On n’en demande pas autant bien sûr, mais un peu quand même, lorsque ce pseudo éditorialiste dispose d’une heure entière sans contradiction dans son émission Face à Zemmour, pardon Face à l’info. Le choix de la fade Christine Kelly comme présentatrice, ancienne du CSA, ressemble à la fois à une ironie du sort mais aussi à un énorme doigt d’honneur au Conseil. Voilà un gendarme déontologique assez peu respecté. D’autant plus qu’en guise de matraque, le Conseil dispose de mises en garde et de mises en demeure. Autant dire pas grand-chose face à Vincent Bolloré, l’homme d’affaires vorace ultra conservateur, qui défend coûte que coûte ses protégés, Cyril Hanouna et Éric Zemmour. Ce dernier avait d’ailleurs été viré en 2014 de feu i-Télé suite à des propos racistes tenus dans un journal italien. 

Les temps ont changé. Sur CNews, le polémiste multirécidiviste peut dire tout ce qu’il veut, même si cela est contraire à la convention signée par Canal+ avec le CSA : faire l’apologie d’un général qui a massacré des Algériens, traiter de violeurs des mineurs isolés, nier la complicité du gouvernement de Vichy dans l’extermination des Juifs… De saisines en mises en demeure, l’émission et son chroniqueur attitré ne bougeaient pas.
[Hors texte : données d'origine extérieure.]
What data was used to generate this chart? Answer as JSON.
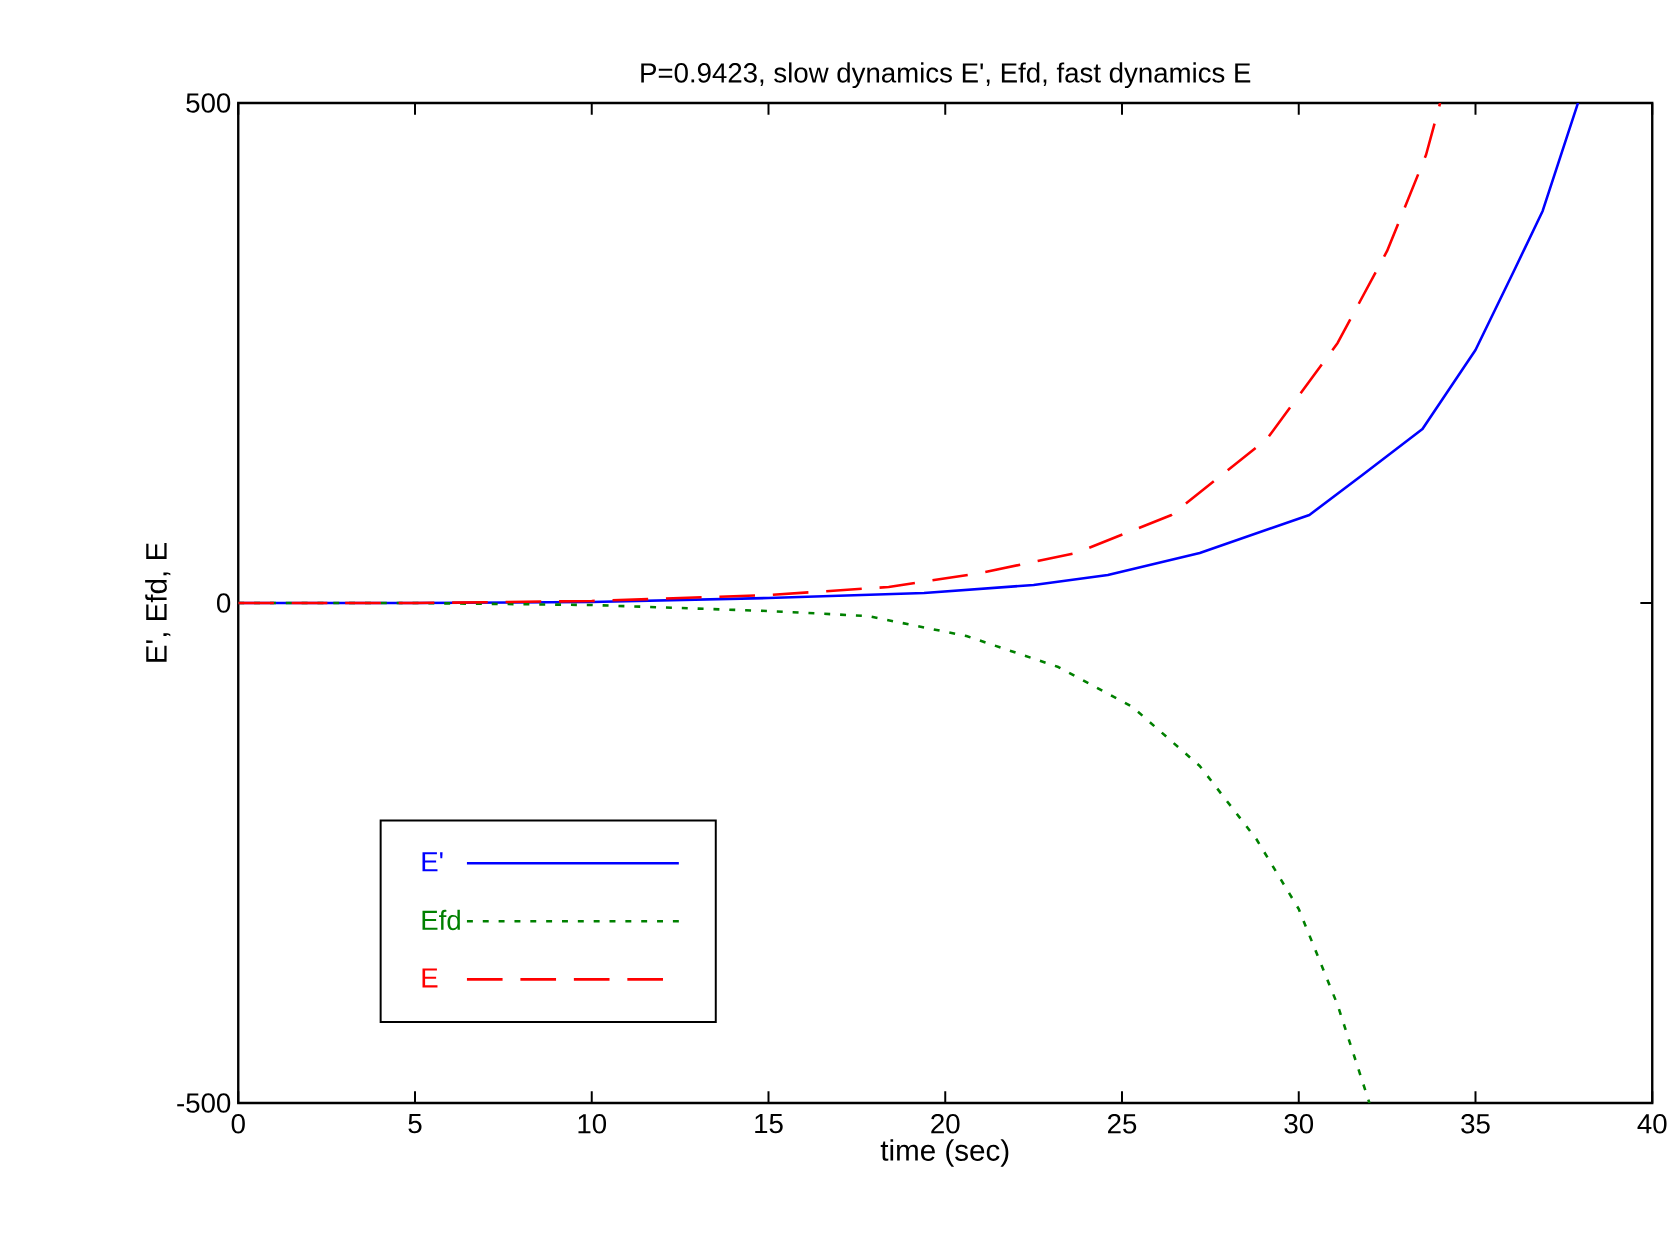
{
  "chart_data": {
    "type": "line",
    "title": "P=0.9423, slow dynamics E', Efd, fast dynamics E",
    "xlabel": "time (sec)",
    "ylabel": "E', Efd, E",
    "xlim": [
      0,
      40
    ],
    "ylim": [
      -500,
      500
    ],
    "xticks": [
      0,
      5,
      10,
      15,
      20,
      25,
      30,
      35,
      40
    ],
    "yticks": [
      -500,
      0,
      500
    ],
    "grid": false,
    "legend": "bottom left",
    "series": [
      {
        "name": "E'",
        "color": "#0000ff",
        "line_style": "solid",
        "x": [
          0,
          5,
          10,
          15,
          19.4,
          22.5,
          24.6,
          27.2,
          30.3,
          31.8,
          33.5,
          35.0,
          36.1,
          36.9,
          37.9
        ],
        "values": [
          0,
          0,
          1,
          5,
          10,
          18,
          28,
          50,
          88,
          128,
          174,
          253,
          333,
          392,
          500
        ]
      },
      {
        "name": "Efd",
        "color": "#008000",
        "line_style": "dotted",
        "x": [
          0,
          5,
          10,
          15,
          17.8,
          20.6,
          23.2,
          25.3,
          27.2,
          28.8,
          30.0,
          31.1,
          32.0
        ],
        "values": [
          0,
          0,
          -2,
          -8,
          -13,
          -33,
          -64,
          -104,
          -163,
          -236,
          -306,
          -402,
          -500
        ]
      },
      {
        "name": "E",
        "color": "#ff0000",
        "line_style": "dashed",
        "x": [
          0,
          5,
          10,
          15,
          18.4,
          21.0,
          23.7,
          26.4,
          29.1,
          31.1,
          32.5,
          33.6,
          34.0
        ],
        "values": [
          0,
          0,
          2,
          8,
          16,
          30,
          50,
          88,
          164,
          260,
          352,
          448,
          500
        ]
      }
    ]
  }
}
Jusqu’en mars 2021, où le CSA condamne la chaîne d’opinions en continu à une amende de 200 000 euros.

Puis, le bruit court qu’Éric Zemmour va se présenter à la présidentielle. Les sages du Conseil s’engouffrent dans la brèche à la rentrée : le polémiste est désormais décompté comme un politique. Finie la tribune libre, bonjour le temps de parole limité, autre pouvoir du gardien de l’audiovisuel. Souvent tiraillé entre sa surveillance déontologique et sa peur de se faire accuser de censeur, le CSA peine souvent à s’imposer. Surtout lorsque le Conseil d’État s’en mêle et décide d’annuler ses sanctions, comme celle interdisant de publicité l’émission Touche pas à mon poste pendant une semaine en 2017. 

Si l’astuce pour enfin piéger CNews et Zemmour ne manque pas de panache, on peut légitimement s’interroger : n’est-il pas trop tard ? Après Jean-Marie Le Pen, « celui qu’on ne censure pas, […] celui qu’on invite à tous les débats » comme le chantait NTM, Éric Zemmour, avec sa logique de clash incontrôlé, a trouvé une légitimité malgré sa pensée nauséabonde. Grâce à une antenne libre et un contrôle timide, ses idées toxiques ont fait leur bout de chemin dans les chaumières des Français. Et de toute façon, avec l’emballement médiatique autour de l’évènement, que pouvait faire le CSA ?

Carla Monaco (@Carl_Mco)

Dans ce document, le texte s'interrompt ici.